| There is another big reason why there isn't a great ecosystem. The C mentality of some devs dragged into C++ world. Already in the 90's we had very nice high level C++ libraries, that could compete with what Java offered later. Turbo Vision on MS-DOS, Object Windows Library and Visual Components Library on Windows. All from Borland. PowerPlant on Mac OS, from Metrowerks. From Microsoft, we had MFC, which started high level like those ones (originally named Afx), but then the beta testers requested for it to just be a thin layer over Win16 and it was reborn as MFC. Many of the modern C++ patterns were already possible with those libraries, but the C wisdom made many not use them. Another modern example is Android NDK, Google writes the code in nice C++ classes, that get exposed as low level C APIs, or have a Java JNI barrier (e.g. Skia). |
I'm not on the android team, but in general it's easier to maintain reverse-compatibility with C ABIs than with C++ ABIs.
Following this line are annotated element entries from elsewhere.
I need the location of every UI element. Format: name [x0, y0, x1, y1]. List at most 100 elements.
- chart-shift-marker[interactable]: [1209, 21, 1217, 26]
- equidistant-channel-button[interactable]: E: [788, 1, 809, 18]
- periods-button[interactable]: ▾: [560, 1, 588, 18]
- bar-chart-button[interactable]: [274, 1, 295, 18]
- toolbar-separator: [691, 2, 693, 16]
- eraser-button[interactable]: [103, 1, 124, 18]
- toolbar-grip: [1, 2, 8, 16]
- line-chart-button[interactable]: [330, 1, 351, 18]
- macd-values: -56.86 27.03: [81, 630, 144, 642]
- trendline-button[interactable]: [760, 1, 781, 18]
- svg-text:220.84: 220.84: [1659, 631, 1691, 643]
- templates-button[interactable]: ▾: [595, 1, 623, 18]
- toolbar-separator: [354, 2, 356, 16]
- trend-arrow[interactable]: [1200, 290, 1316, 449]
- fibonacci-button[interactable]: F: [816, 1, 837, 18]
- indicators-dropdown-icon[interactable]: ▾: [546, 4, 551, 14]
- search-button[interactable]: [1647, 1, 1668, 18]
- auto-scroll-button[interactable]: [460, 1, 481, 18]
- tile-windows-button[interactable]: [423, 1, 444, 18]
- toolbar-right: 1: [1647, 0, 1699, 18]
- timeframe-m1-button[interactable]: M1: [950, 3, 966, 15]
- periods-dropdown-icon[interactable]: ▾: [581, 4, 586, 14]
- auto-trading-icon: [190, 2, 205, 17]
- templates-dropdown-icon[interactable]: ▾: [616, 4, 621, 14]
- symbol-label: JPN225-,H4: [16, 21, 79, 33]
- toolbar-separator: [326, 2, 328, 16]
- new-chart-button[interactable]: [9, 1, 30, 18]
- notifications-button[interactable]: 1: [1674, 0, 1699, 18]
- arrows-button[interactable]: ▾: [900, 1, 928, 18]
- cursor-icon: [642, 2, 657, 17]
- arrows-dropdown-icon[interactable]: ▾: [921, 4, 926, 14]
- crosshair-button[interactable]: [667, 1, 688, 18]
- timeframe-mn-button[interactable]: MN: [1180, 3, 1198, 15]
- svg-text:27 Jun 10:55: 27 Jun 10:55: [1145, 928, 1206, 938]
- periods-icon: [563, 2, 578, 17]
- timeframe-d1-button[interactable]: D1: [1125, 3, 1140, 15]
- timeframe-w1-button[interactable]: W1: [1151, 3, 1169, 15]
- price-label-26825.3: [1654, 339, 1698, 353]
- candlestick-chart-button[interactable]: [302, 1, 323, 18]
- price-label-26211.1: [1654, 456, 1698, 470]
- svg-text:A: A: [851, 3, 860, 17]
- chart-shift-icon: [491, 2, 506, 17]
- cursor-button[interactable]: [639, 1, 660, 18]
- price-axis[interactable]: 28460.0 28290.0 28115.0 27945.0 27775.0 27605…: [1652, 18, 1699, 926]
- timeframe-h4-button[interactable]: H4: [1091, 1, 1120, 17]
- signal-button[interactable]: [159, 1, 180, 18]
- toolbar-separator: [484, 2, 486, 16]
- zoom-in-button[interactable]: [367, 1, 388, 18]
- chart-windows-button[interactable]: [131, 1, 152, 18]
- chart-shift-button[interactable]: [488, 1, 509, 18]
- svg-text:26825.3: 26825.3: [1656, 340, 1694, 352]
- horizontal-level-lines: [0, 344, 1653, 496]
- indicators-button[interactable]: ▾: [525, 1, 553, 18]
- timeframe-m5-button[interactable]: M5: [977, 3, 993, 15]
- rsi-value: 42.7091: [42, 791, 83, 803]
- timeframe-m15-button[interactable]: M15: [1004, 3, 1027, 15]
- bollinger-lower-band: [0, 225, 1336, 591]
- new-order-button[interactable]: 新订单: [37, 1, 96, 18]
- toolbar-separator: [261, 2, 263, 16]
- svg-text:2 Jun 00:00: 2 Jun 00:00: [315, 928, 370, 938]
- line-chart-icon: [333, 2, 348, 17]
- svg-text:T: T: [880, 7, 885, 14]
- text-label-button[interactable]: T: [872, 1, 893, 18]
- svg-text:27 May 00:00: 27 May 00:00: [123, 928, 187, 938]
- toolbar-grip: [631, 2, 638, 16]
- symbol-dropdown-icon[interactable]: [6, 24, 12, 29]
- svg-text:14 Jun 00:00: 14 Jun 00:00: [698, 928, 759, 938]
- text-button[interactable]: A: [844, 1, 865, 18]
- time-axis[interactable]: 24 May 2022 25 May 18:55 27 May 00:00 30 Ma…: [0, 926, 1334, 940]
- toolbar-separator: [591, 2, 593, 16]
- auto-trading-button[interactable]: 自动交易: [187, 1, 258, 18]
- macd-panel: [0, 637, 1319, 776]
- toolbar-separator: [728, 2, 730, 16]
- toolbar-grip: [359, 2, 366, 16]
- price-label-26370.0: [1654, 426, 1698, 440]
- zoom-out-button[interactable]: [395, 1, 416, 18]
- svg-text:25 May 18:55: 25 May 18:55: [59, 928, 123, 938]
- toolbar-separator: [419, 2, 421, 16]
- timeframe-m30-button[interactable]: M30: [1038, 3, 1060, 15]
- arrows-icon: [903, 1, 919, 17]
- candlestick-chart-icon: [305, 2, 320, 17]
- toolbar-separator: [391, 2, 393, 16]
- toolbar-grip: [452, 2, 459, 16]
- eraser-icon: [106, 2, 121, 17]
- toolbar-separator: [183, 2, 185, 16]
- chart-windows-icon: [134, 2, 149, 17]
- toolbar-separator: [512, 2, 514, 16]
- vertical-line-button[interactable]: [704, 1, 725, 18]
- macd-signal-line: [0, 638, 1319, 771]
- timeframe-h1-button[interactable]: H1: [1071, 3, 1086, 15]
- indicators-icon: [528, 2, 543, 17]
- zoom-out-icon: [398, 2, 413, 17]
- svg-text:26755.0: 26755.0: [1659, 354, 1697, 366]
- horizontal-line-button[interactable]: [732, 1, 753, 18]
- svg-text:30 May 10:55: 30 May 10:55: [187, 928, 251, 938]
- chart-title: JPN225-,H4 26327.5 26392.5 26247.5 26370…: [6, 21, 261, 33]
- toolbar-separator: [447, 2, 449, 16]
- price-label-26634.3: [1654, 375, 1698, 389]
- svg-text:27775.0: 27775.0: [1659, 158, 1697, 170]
And the plethora of libraries and the modest size of the standard library are part of the problem. Let's say you're writing a C++ library that understands git and lets users develop more complex applications with your libgitxx as a building block. Whose filesystem primitives (file, directory, path, user, etc.) do you use? There's really not a satisfactory answer to that question.
Point being, C ABIs don't have this problem as much. They tend to just pass around ints and char. Maybe there are some structs to pass around, but they tend to be made up of ints, char, etc.